Но для того чтобы художник предстал во всей своей величине, недостаточно мастерского владения средствами искусства. Необходимо, чтобы в нем совершились те глубокие внутренние процессы, при которых обнаруживается человек во всей своей полноте и которые вызываются только жизнью, непосредственным – радостным или печальным – соприкосновением с действительным миром. Все обстоятельства, сопровождавшие до сих пор жизнь Бетховена, мало касались его внутреннего мира, его необузданной натуры, оставляя по себе хотя часто и сильное, но лишь мимолетное впечатление. Теперь, когда он был совершенно готов как художник, когда он довел до совершенства свою музыкальную речь, необходим был только внешний толчок, чтобы вырвалось наружу и проявилось в неслыханном величии то, что хранилось в глубине его необъятной души.
И такой толчок явился. Но то, что встало перед Бетховеном, заставив его напрячь все свои силы, представляется таким незаслуженным и ужасным, что невозможно подумать о нем без чувства глубочайшего сострадания. Новое, страшное испытание было послано ему судьбой, испытание, перед которым бледнеет все, что он перенес до сих пор: постепенно усиливающаяся глухота, первые признаки которой он уже давно замечал, но старался скрыть от друзей и от самого себя. Теперь она настолько усилилась, что скрывать ее долее сделалось невозможным. Что он выстрадал и как боролся, мы лучше всего увидим из его писем к друзьям, к известному уже нам Вегелеру и молодому Аменде, с которым Бетховен также был в самых теплых отношениях.
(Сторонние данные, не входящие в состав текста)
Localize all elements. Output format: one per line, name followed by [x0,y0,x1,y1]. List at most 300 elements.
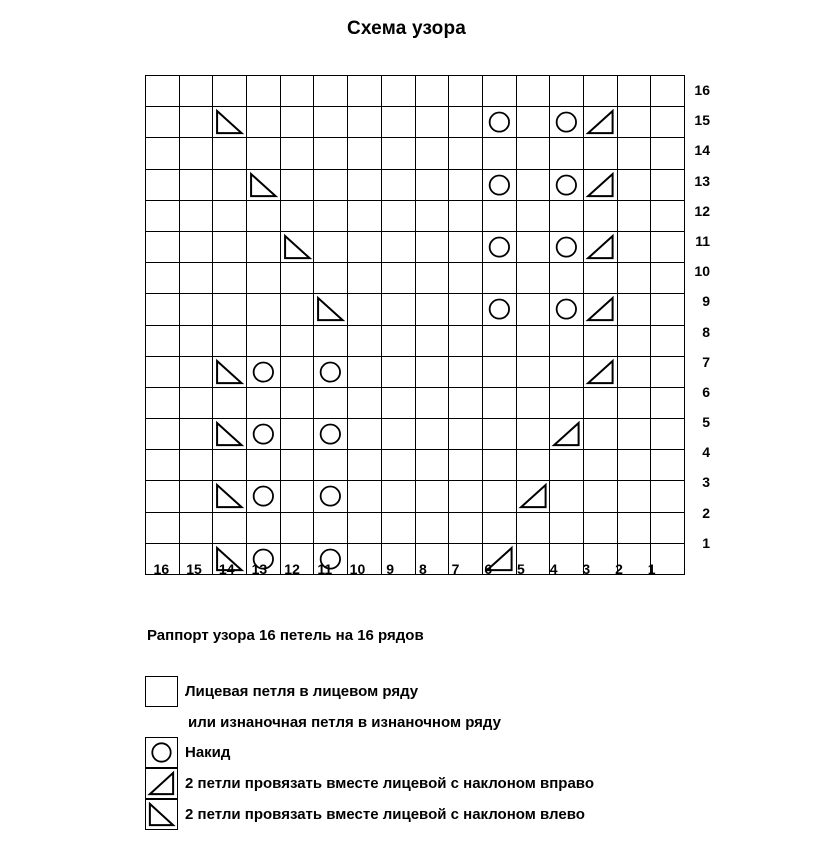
chart-cell-15-10[interactable] [348,107,382,138]
chart-cell-9-15[interactable] [179,294,213,325]
column-label-10: 10 [349,561,366,577]
chart-cell-7-8[interactable] [415,356,449,387]
chart-cell-13-14[interactable] [213,169,247,200]
chart-cell-13-8[interactable] [415,169,449,200]
chart-cell-14-14[interactable] [213,138,247,169]
chart-cell-14-13[interactable] [247,138,281,169]
legend-label: Лицевая петля в лицевом ряду [185,683,419,700]
column-label-14: 14 [218,561,235,577]
chart-cell-7-16[interactable] [146,356,180,387]
chart-cell-15-14[interactable] [213,107,247,138]
chart-cell-3-9[interactable] [381,481,415,512]
chart-cell-2-7[interactable] [449,512,483,543]
legend-item-continuation [145,707,785,737]
chart-cell-14-7[interactable] [449,138,483,169]
row-label-12: 12 [694,202,710,219]
row-label-15: 15 [694,112,710,129]
chart-cell-13-10[interactable] [348,169,382,200]
chart-cell-7-14[interactable] [213,356,247,387]
chart-cell-2-8[interactable] [415,512,449,543]
chart-cell-11-4[interactable] [550,231,584,262]
chart-cell-16-14[interactable] [213,76,247,107]
chart-cell-9-7[interactable] [449,294,483,325]
chart-cell-8-2[interactable] [617,325,651,356]
legend-label: 2 петли провязать вместе лицевой с наклоном влево [185,806,585,823]
row-label-8: 8 [702,323,710,340]
chart-cell-10-3[interactable] [583,263,617,294]
chart-cell-15-6[interactable] [482,107,516,138]
chart-cell-10-4[interactable] [550,263,584,294]
chart-cell-10-9[interactable] [381,263,415,294]
chart-cell-9-5[interactable] [516,294,550,325]
yarn-over-icon [483,170,516,200]
k2tog-left-lean-icon [247,170,280,200]
chart-cell-3-5[interactable] [516,481,550,512]
chart-cell-2-6[interactable] [482,512,516,543]
chart-cell-11-16[interactable] [146,231,180,262]
chart-cell-10-16[interactable] [146,263,180,294]
chart-cell-10-10[interactable] [348,263,382,294]
chart-cell-14-4[interactable] [550,138,584,169]
chart-cell-3-10[interactable] [348,481,382,512]
row-label-4: 4 [702,444,710,461]
chart-cell-14-10[interactable] [348,138,382,169]
chart-cell-11-15[interactable] [179,231,213,262]
chart-cell-9-11[interactable] [314,294,348,325]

“Твой Бетховен, – пишет он Аменде, – живет очень несчастливо, в разладе с природой и Творцом; уже много раз я роптал на Него за то, что Он подвергает свои творения случайностям, через что нередко уничтожаются и разрушаются лучшие намерения. Знай, что мое благороднейшее качество, мой слух очень ослаб. Уже тогда, когда ты был у меня, я заметил признаки этого, но промолчал. Теперь мне стало хуже. Говорят, что это зависит от болезненного состояния моего желудка; что касается последнего, то я совсем выздоровел. Улучшится ли мой слух? Хотя я надеюсь, но едва ли: такие болезни всего менее излечимы. Как печально я должен влачить свою жизнь, избегая всего, что мне дорого и мило... О, как счастлив я был бы теперь, если бы имел прежний слух! А так я от всего должен отказаться, мои лучшие годы уйдут, и я не буду в состоянии совершить то, что велят мне мой талант и моя сила. Печальное смирение, в нем я должен искать утешения. Хотя я решил не обращать ни на что внимания, но будет ли это возможно?”